Wednesday, June 27, 2012

HE'S GOT THE BALL ... AND A LITTLE BIT OF A SMILE ON HIS FACE:  Oh, Dewayne Wise, that's awesome.

11 comments:

  1. girard319:48 AM

    You know what would be so cool? If the fat guy who picked up the ball was Jeffery Maier.

    ReplyDelete
  2. Marsha12:12 PM

    That's a bad umpire, that's what that is. Ask to see the ball, dude.

    I am on record as a 100% umpire fan. I think they do a very difficult job exceedingly well. But this is bad umpiring  when it's easy to do good umpiring, and I don't like that.

    ReplyDelete
  3. Duvall12:16 PM

    Sad to see a franchise where fan-assisted cheating is so institutionalized as to be celebrated in this way.  At this point contraction or relocation may be the only possible remedies.

    ReplyDelete
  4. isaac_spaceman12:40 PM

    I still think that computer strike zones make more sense than human error strike zones.  Why should we celebrate random (or non-random) error?  Why should Justin Verlander have a bigger strike zone than Ubaldo Jiminez? 

    ReplyDelete
  5. ChinMusic3:21 PM

    Random error probably keeps down the number of walks.  Wherever baseball is played, a batter facing a two-strike count is encouraged to swing at anything close to avoid the possibility of taking a called third strike that may or may not be over the plate.  If a professional hitter knew that there would not be a strike zone error on a two-strike pitch, he might be marginally less likely to swing at a pitch out of the zone and marginally more likely to walk. 

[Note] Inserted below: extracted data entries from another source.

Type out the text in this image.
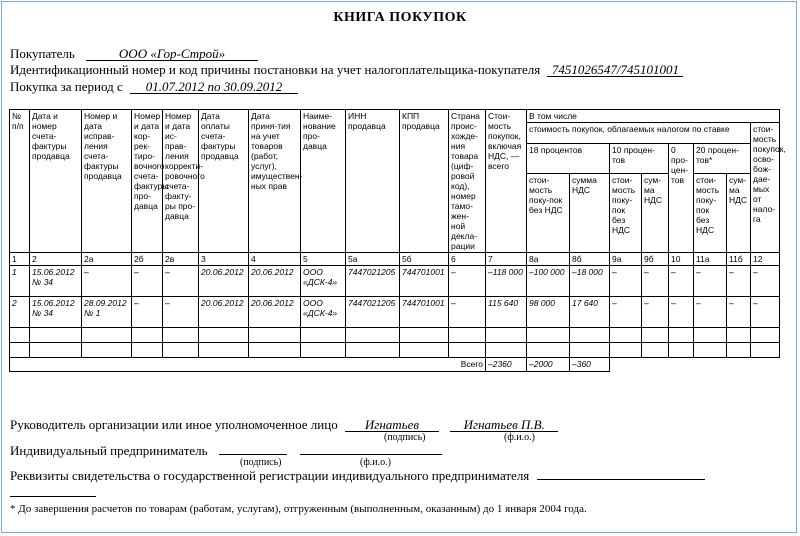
КНИГА ПОКУПОК
Покупатель	ООО «Гор-Строй»
Идентификационный номер и код причины постановки на учет налогоплательщика-покупателя 7451026547/745101001
Покупка за период с 01.07.2012 по 30.09.2012
№ п/п	Дата и номер счета-фактуры продавца	Номер и дата исправ-ления счета-фактуры продавца	Номер и дата кор-рек-тиро-вочного счета-фактуры про-давца	Номер и дата ис-прав-ления корректи-ровочного счета-факту-ры про-давца	Дата оплаты счета-фактуры продавца	Дата приня-тия на учет товаров (работ, услуг), имуществен-ных прав	Наиме-нование про-давца	ИНН продавца	КПП продавца	Страна проис-хожде-ния товара (циф-ровой код), номер тамо-жен-ной декла-рации	Стои-мость покупок, включая НДС, — всего	В том числе							
												стоимость покупок, облагаемых налогом по ставке							стои-мость покупок, осво-бож-дае-мых от нало-га
												18 процентов		10 процен-тов		0 про-цен-тов	20 процен-тов*		
												стои-мость поку-пок без НДС	сумма НДС	стои-мость поку-пок без НДС	сум-ма НДС		стои-мость поку-пок без НДС	сум-ма НДС	
1	2	2а	2б	2в	3	4	5	5а	5б	6	7	8а	8б	9а	9б	10	11а	11б	12
1	15.06.2012 № 34	–	–	–	20.06.2012	20.06.2012	ООО «ДСК-4»	7447021205	744701001	–	–118 000	–100 000	–18 000	–	–	–	–	–	–
2	15.06.2012 № 34	28.09.2012 № 1	–	–	20.06.2012	20.06.2012	ООО «ДСК-4»	7447021205	744701001	–	115 640	98 000	17 640	–	–	–	–	–	–

Всего											–2360	–2000	–360						
Руководитель организации или иное уполномоченное лицо Игнатьев	Игнатьев П.В.
(подпись)	(ф.и.о.)
Индивидуальный предприниматель
(подпись)	(ф.и.о.)
Реквизиты свидетельства о государственной регистрации индивидуального предпринимателя
* До завершения расчетов по товарам (работам, услугам), отгруженным (выполненным, оказанным) до 1 января 2004 года.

    While earning walks is certainly a skill and obtaining a walk is certainly beneficial to a team's effort to score runs, the actual act of a walk is boring.  Baseball doesn't need more boring.  Baseball, as a form of entertainment, needs more balls in play and fewer walks. 

    ReplyDelete
  6. Duvall5:23 PM

    Speaking of bad umpiring, is the third out of the seventh inning of a 4-0 game in June really worth showing up an umpire that badly?  Wise better get used to swinging at everything whenever DiMuro is behind the plate.

    ReplyDelete
  7. isaac_spaceman9:15 PM

    Rational self-interested batters would only have a greater incentive to swing at a marginal ball if they believed that there was a bias in favor of expanding the zone that exceeded the difference in expected value of a swing on a ball slightly outside the zone versus the expected value of taking a ball.  Some hitters favor pitches out of the zone, but most do most of their damage with balls in the zone, so the bias in favor of strikes on marginal calls would have to be high.  If it were truly random, it shouldn't change the results.  And even if it did create a swing incentive on two-strike counts, it would create a swing disincentive on three-ball counts. 

    ReplyDelete
  8. Marsha9:55 PM

    I think the argument in favor of a computerized strike zone is strong, but you also seem to be arguing from a dramatic change in the rules. Any two players will have different strike zones so long as we're using things like letters and knees to determine strike zones. And if we STOP using such things to determine them, then we're introducing different kinds of unfairness. So given that the stroke zone is fairly subjective to being with, I'm not that bothered by the additional subjectivity of umpires. But I'm not particularly bothered by letting computers call balls and strikes either.

    ReplyDelete
  9. Marsha9:56 PM

    The fan didn't assist, except insofar as he didn't directly tell the umpire that Wise cheated. Wise held up an empty glove, and the fan held up the ball. Wise cheated, and the umpire fell down on the job.

    The fans certainly did celebrate, though.

    ReplyDelete
  10. isaac_spaceman5:39 PM

    You can pretty quickly calibrate the upper and lower bounds of the strike zone (if it's letters and knees, so be it, though the rule book says "mid-point between top of shoulders and waist").  In fact, that's what MLB does when it uses the current computerized system to evaluate umpires' accuracy for quality-control/job evaluation purposes.  We have no trouble getting real-time PitchFX evaluation of strike zones in an objective, not subjective way. 

    And even if this did require standardization of the strike zone across batters (which I'm not advocating), it's not as if baseball hasn't changed the size of the strike zone before, officially at least a few times, and unofficially all the time. 

    ReplyDelete
  11. isaac_spaceman5:42 PM

    Incidentally, Duvall's comment about showing up the ump is the smartest thing I've seen written about this play.